Here's a little tip for the start of another working year: if you want to make much sense of the economy, you need a good feel for arithmetic.
Thanks to our obsession with economic growth, we're almost always focusing on the change in economic indicators like gross domestic product and its components, such as consumer spending, business investment, imports and exports. (And the figures we look at are usually "in real terms" – they've had the effect of inflation removed from them.)
So the big focus is on whether indicators have grown or shrunk since last quarter or last year and, if so, by how much. This means I often find myself writing a sentence such as "the growth in X – exports, say – accounted for more than all the growth in GDP".
Almost every time I do I get someone saying "what? how can that be true? How can the growth in a component of the total account for more than all the growth in the total?"
If that objection makes sense to you, you're showing your lack of arithmetic imagination. It's perfectly possible for one component to grow by more than the growth in the total provided some other component shrinks. Oh, of course.
Now consider this: we've been very unhappy with our "below trend" (below average) rate of economic growth in recent years, such as our growth of just 2.5 per cent over the year to September.
But everyone knows our problem is that we're having to make a transition from growth led by mining – in particular, by the massive surge in investment in the construction of new mines and natural gas facilities – to growth led by the rest of the economy.
And rough calculations suggest that the "non-mining economy" grew by about 3 per cent over the year to September.
Since we know the economy overall grew by 2.5 per cent, this means the "mining and mining-related economy" must have contracted over the year. This is hardly surprising: mining investment spending is dropping like a stone.
It's also good news. For a start, it says we've made a lot of progress in getting the rest of the economy growing strongly.
But there's another, arithmetic point. The collapse in mining investment can't go on forever. Eventually you hit bottom and can't fall any further. When that happens, the mining sector stops "subtracting from growth".
And when mining is neither subtracting from growth nor adding to it, the quite-strong growth in the non-mining economy will be all the growth we've got – and it, we can hope, will still be growing by 3 per cent a year.

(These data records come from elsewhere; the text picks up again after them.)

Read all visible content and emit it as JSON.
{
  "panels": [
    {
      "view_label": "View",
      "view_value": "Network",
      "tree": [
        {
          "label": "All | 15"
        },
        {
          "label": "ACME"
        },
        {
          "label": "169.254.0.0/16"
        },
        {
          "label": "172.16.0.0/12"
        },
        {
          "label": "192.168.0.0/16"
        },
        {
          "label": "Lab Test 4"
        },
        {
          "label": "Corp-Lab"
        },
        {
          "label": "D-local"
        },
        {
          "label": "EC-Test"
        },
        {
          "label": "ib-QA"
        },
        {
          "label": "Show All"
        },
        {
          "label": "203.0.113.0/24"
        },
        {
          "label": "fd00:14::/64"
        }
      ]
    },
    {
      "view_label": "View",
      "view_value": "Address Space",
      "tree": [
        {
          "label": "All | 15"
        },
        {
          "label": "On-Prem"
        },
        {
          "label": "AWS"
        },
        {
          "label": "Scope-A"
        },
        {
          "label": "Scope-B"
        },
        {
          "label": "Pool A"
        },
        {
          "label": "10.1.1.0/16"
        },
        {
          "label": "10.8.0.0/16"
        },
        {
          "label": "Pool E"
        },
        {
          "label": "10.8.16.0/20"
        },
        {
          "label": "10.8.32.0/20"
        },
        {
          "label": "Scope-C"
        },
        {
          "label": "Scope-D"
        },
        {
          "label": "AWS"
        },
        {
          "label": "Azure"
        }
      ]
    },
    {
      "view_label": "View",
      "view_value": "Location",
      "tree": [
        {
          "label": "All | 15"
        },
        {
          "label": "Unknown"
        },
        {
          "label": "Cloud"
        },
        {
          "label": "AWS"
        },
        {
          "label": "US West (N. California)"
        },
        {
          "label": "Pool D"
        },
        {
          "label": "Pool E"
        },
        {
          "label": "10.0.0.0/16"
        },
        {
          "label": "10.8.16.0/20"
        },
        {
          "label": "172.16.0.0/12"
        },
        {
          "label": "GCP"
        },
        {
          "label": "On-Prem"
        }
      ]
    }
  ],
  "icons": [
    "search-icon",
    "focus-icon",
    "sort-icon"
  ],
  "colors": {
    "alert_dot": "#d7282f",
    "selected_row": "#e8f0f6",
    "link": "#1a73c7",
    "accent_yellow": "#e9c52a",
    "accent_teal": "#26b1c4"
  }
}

In other words, the economy should speed up as soon as it loses the drag coming from the big contraction in mining investment. And that should happen by about the end of this year.
Next, have you noticed how popular it's become to measure the budget's performance by looking at the change in the level of government spending as a proportion of "nominal" (that is, before adjusting to remove the effect of inflation) GDP?
In principle, it makes sense to compare nominal government spending with the nominal size of the economy. It's saying that the size of the economy grows for various reasons – inflation, real growth, growth in the population – and it shouldn't worry us that government spending is growing for the same reasons.
It's only noteworthy when government spending is growing faster or slower than the economy.
But here's where it helps to have a feel for arithmetic. When you keep comparing an economic variable to a particular "denominator" (the number that goes on the bottom of the sum) over many years, you're implicitly assuming that the denominator (nominal GDP, in this case) moves in a reasonably steady, reliable way.
If so, any change in the ratio (the percentage) can be attributed to changes in the "numerator" (the number that goes on the top; in this case, government spending). If the denominator isn't moving in a stable fashion, then this instability could be contributing to the change in the percentage, making it hard to be sure what's going on with the numerator.
Trouble is, the resources boom has played havoc with the stability of nominal GDP. Why? Because GDP, being a measure of the nation's production of goods and services, naturally includes our production of exports.
But we know that the prices we were getting for our main mineral exports – coal and iron ore – shot up to unheard of levels in the early part of the boom, then from mid-2011 began falling back to earth.
To see how this has affected the stability of nominal GDP, consider these comparisons (for which I'm indebted to Michael Blythe, chief economist of the Commonwealth Bank). Over the nine years to 2001-02, it grew at an annual average rate of 6.1 per cent. (This would be inflation of 2.5 per cent plus real growth of about 3.5 per cent.)
We can think of that as nominal GDP's "normal" rate of growth. But then the prices boom starts and continues for the nine years to 2010-11, during which it grew at a rapid annual average rate of 7.2 per cent.
In the four years to 2014-15, however, the fallback in export prices caused nominal GDP to grow at a pathetic annual rate of 3.4 per cent – just a bit more than half what's "normal".
Get the point? The ups and downs of our mineral export prices shouldn't have any direct effect on the growth in government spending (though the boost to tax collections may have encouraged governments to be more generous on the spending side).
So the resources boom has had the effect of causing the government spending-to-GDP ratio to understate the extent of the growth in spending during the boom years, but now is overstating it.